Nusantara, Reportase Expose.com – Pembangunan Ibu Kota Nusantara (IKN) di Kalimantan Timur terus menunjukkan progres signifikan. Megaproyek yang digadang sebagai simbol peradaban baru Indonesia ini kini memasuki fase-fase krusial. Namun di balik semangat pembangunan tersebut, muncul pertanyaan mendasar, apakah masyarakat lokal terpinggirkan?
Sejak wilayah Kabupaten Penajam Paser Utara dan Kutai Kartanegara ditetapkan sebagai Kawasan Inti IKN, berbagai kekhawatiran mulai mencuat. Masyarakat lokal menyuarakan kecemasan akan hilangnya tanah adat, memudarnya identitas budaya, serta tergesernya akses ekonomi yang selama ini mereka nikmati.
Keluhan juga datang dari masyarakat adat yang merasa belum sepenuhnya dilibatkan dalam proses pengambilan keputusan. Sejumlah warga mengaku belum mendapat kejelasan soal skema ganti rugi lahan, padahal aktivitas konstruksi terus bergulir. Perubahan tata ruang bahkan dinilai sebagian pihak mengganggu ekosistem sosial dan budaya yang telah terbangun selama bertahun-tahun.
Namun seiring berjalannya waktu, nada-nada kritis perlahan mulai bergeser. Semangat keterlibatan mulai tumbuh dari bawah. Banyak warga kini melihat kehadiran IKN sebagai peluang baru untuk bangkit dan berkembang.
Di Desa Bumi Harapan, Kecamatan Sepaku, perubahan itu mulai terasa. “Tidak ada yang terpinggirkan, karena masyarakat hidup makin baik. Kami justru melihat ini sebagai kesempatan,” ujar Sunaryo, Kepala Desa Bumi Harapan, Senin (26/5/2025).

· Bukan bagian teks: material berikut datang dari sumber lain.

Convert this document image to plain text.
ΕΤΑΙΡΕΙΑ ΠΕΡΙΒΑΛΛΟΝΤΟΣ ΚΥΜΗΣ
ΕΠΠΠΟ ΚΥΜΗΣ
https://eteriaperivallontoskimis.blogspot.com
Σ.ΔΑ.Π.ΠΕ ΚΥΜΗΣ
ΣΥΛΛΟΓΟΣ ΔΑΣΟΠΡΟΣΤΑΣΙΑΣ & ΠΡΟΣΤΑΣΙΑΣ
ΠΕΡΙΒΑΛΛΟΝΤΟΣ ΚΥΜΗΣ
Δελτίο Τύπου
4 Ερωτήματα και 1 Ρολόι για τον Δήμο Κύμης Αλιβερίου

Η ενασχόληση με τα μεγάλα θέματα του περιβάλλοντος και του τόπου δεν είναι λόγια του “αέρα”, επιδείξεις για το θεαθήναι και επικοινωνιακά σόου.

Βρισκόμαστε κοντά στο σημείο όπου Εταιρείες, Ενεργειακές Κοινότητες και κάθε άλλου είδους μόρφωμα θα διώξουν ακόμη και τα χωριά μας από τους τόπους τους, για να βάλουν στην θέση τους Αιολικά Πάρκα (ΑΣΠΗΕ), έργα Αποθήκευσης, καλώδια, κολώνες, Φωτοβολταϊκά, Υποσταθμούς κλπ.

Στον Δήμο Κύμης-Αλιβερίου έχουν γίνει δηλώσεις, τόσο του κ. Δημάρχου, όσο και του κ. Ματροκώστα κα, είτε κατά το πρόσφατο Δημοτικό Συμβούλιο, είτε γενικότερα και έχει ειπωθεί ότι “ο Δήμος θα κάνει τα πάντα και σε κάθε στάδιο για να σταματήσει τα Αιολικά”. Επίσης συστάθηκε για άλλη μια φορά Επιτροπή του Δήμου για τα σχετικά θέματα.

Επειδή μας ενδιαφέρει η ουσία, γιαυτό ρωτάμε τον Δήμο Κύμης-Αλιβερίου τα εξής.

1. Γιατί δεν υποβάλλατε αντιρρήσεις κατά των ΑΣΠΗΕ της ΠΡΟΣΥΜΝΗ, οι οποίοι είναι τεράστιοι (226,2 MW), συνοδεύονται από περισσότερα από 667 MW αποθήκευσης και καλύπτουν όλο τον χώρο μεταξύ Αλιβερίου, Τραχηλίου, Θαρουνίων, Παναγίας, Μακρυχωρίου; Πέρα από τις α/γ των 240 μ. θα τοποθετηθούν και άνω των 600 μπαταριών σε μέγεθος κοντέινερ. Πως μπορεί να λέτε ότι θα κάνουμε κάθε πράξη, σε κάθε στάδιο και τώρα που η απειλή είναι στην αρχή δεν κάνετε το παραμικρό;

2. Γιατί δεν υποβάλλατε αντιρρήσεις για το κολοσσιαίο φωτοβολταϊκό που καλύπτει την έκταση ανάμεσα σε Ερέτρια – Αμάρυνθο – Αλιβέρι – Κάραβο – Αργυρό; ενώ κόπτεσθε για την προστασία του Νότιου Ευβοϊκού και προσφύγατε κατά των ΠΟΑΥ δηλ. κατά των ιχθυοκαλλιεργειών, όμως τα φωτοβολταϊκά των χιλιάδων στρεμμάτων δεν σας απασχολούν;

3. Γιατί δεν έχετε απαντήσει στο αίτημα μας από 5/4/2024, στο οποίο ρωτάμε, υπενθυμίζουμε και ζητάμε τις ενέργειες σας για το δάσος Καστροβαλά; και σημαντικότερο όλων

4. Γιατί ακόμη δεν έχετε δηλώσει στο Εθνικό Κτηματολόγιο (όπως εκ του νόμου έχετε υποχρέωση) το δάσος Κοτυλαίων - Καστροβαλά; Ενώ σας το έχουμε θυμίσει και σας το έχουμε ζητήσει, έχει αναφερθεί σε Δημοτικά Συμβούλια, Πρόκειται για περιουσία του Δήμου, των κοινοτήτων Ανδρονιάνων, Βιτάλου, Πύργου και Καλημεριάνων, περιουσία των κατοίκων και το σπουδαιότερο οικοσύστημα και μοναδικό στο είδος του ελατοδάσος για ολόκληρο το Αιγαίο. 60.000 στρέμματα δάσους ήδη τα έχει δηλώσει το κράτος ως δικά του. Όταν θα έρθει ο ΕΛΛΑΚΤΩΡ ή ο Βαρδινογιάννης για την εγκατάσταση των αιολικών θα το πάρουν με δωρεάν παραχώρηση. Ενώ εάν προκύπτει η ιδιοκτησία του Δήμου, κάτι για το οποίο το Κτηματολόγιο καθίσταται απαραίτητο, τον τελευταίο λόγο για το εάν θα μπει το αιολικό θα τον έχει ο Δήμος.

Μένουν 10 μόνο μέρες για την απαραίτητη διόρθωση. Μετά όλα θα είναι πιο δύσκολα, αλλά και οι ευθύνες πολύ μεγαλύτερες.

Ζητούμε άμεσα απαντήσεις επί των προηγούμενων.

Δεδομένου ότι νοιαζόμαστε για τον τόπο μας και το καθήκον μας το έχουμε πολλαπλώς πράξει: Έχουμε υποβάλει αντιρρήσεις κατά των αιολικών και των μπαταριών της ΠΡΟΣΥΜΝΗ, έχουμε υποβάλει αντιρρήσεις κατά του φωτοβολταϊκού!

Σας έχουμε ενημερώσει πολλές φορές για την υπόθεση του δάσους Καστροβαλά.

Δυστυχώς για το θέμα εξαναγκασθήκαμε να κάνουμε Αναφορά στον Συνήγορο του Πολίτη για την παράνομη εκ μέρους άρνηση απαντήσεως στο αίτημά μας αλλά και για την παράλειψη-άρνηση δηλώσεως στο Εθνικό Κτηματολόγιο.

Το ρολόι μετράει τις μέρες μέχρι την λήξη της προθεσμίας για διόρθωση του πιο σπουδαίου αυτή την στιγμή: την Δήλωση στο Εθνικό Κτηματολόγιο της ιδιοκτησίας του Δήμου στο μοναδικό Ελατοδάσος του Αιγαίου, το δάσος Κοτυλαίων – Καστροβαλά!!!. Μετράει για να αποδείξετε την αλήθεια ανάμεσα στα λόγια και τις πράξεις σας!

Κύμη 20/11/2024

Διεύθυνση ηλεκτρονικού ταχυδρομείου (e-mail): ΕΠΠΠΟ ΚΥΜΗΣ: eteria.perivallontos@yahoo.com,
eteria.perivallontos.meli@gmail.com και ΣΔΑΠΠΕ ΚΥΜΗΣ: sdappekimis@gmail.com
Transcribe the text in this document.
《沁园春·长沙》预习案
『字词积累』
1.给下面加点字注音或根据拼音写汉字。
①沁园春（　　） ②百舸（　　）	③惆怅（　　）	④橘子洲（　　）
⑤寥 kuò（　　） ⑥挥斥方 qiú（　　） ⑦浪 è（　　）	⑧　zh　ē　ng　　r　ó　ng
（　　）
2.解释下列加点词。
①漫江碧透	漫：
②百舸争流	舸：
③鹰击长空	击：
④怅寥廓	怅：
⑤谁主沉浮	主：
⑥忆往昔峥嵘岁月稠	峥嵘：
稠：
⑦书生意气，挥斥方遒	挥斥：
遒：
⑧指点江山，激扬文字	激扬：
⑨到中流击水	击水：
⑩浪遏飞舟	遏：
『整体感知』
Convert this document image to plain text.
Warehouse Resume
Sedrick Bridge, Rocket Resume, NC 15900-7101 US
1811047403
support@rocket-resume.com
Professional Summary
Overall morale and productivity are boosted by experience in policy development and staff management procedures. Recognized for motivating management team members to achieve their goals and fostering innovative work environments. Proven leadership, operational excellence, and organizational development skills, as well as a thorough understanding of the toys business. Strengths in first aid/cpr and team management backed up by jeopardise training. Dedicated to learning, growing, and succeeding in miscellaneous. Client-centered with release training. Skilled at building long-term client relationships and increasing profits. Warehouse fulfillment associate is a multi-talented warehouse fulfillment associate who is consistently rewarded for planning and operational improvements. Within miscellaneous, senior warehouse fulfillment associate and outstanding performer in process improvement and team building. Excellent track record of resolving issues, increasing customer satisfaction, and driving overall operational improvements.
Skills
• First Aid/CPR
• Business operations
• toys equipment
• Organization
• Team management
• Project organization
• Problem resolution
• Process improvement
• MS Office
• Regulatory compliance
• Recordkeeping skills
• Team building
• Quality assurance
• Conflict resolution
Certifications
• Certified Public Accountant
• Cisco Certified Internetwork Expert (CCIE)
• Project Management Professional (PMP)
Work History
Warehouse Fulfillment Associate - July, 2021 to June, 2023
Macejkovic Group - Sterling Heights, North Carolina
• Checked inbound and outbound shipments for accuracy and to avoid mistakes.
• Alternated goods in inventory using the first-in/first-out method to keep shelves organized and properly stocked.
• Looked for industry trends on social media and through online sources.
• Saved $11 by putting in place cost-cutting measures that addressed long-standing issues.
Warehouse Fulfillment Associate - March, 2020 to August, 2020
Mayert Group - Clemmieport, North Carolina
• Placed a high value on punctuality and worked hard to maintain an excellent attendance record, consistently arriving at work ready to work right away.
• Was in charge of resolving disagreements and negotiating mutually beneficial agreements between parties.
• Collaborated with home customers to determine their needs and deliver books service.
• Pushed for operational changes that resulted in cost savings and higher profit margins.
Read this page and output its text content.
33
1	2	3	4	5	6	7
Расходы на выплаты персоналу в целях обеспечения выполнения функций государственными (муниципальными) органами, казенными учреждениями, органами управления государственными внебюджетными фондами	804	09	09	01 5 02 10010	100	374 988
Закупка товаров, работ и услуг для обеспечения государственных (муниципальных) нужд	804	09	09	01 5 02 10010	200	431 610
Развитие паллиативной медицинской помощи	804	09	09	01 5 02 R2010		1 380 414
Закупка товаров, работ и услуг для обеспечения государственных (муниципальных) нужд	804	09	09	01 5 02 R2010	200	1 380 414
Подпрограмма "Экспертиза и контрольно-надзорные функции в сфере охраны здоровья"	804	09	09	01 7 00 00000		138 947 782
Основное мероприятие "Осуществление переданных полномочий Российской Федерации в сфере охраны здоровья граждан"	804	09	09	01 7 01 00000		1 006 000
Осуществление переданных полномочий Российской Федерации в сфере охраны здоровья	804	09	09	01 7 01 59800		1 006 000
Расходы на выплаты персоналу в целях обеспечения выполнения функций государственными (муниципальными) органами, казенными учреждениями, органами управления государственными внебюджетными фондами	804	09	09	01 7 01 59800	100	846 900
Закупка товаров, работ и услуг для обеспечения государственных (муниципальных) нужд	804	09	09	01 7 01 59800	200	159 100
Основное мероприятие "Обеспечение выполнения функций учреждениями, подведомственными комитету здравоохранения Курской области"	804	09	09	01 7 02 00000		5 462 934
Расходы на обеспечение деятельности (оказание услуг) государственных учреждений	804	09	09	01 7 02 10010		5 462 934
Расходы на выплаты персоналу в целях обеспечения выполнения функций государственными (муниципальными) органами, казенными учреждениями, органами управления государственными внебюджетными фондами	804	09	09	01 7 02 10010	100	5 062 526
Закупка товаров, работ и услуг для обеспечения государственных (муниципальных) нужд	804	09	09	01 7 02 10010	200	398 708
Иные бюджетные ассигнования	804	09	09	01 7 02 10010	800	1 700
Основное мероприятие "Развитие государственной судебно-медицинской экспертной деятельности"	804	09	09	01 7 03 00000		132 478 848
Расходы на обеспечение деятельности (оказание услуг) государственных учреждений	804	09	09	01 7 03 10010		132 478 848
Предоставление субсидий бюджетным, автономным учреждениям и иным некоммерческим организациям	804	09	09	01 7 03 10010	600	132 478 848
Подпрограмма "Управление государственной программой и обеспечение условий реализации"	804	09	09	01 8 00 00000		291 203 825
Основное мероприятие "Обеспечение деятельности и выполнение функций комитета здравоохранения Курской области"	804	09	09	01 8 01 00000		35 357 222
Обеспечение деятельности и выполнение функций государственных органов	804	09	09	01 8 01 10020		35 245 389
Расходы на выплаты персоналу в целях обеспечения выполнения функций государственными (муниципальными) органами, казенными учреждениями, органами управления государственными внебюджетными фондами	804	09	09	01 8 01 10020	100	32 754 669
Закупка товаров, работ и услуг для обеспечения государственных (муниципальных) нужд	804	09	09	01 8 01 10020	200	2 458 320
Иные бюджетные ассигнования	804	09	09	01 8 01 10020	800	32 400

“Banyak warga mulai membuka usaha, dan infrastruktur desa juga ikut diperhatikan,” tambahnya.
Sunaryo mengakui bahwa pembangunan IKN memang membawa dampak besar, termasuk gelombang urbanisasi. Namun hadirnya infrastruktur baru dan terbukanya peluang kerja dinilai sebagai nilai tambah bagi masyarakat.
Hal serupa disampaikan Yatiman Setiawan, Kepala Desa Bukit Raya. Ia menilai kehadiran IKN membawa angin segar bagi perekonomian warga lokal.
“Sekarang banyak peluang usaha terbuka, bahkan warga mulai menyewakan rumah jadi kos-kosan. Tanah yang tadinya hanya tanam sawit sekarang bisa dikontrakan,” ujar Yatiman.
“Yang terkena dampak juga dapat ganti rugi, bahkan ada yang sampai miliaran,” ungkapnya.
Pihak Otorita Ibu Kota Nusantara (OIKN) juga memastikan bahwa pembangunan ini tidak boleh meminggirkan masyarakat lokal.
“Kami libatkan komunitas lokal dalam pelatihan kerja, pemberdayaan UMKM, bahkan pelestarian budaya lokal dalam desain kota,” kata Troy Pantouw, Staf Khusus Bidang Komunikasi Publik OIKN.
Troy menekankan bahwa pembangunan IKN dibangun di atas prinsip inklusivitas dan keberlanjutan, serta harus menjadi contoh harmonisasi antara kemajuan dan kearifan lokal.
Pembangunan IKN memang membawa perubahan besar, dan bagi masyarakat lokal, perubahan itu bisa menjadi peluang alih-alih ancaman. Namun, agar visi IKN sebagai kota masa depan benar-benar terwujud, suara-suara dari akar rumput tidak boleh diabaikan.
Pertanyaan apakah warga lokal benar-benar terpinggirkan belum bisa dijawab hari ini secara mutlak. Tapi satu hal pasti, agar IKN menjadi rumah bersama bagi seluruh anak bangsa, partisipasi warga lokal harus menjadi fondasi, bukan sekadar pelengkap.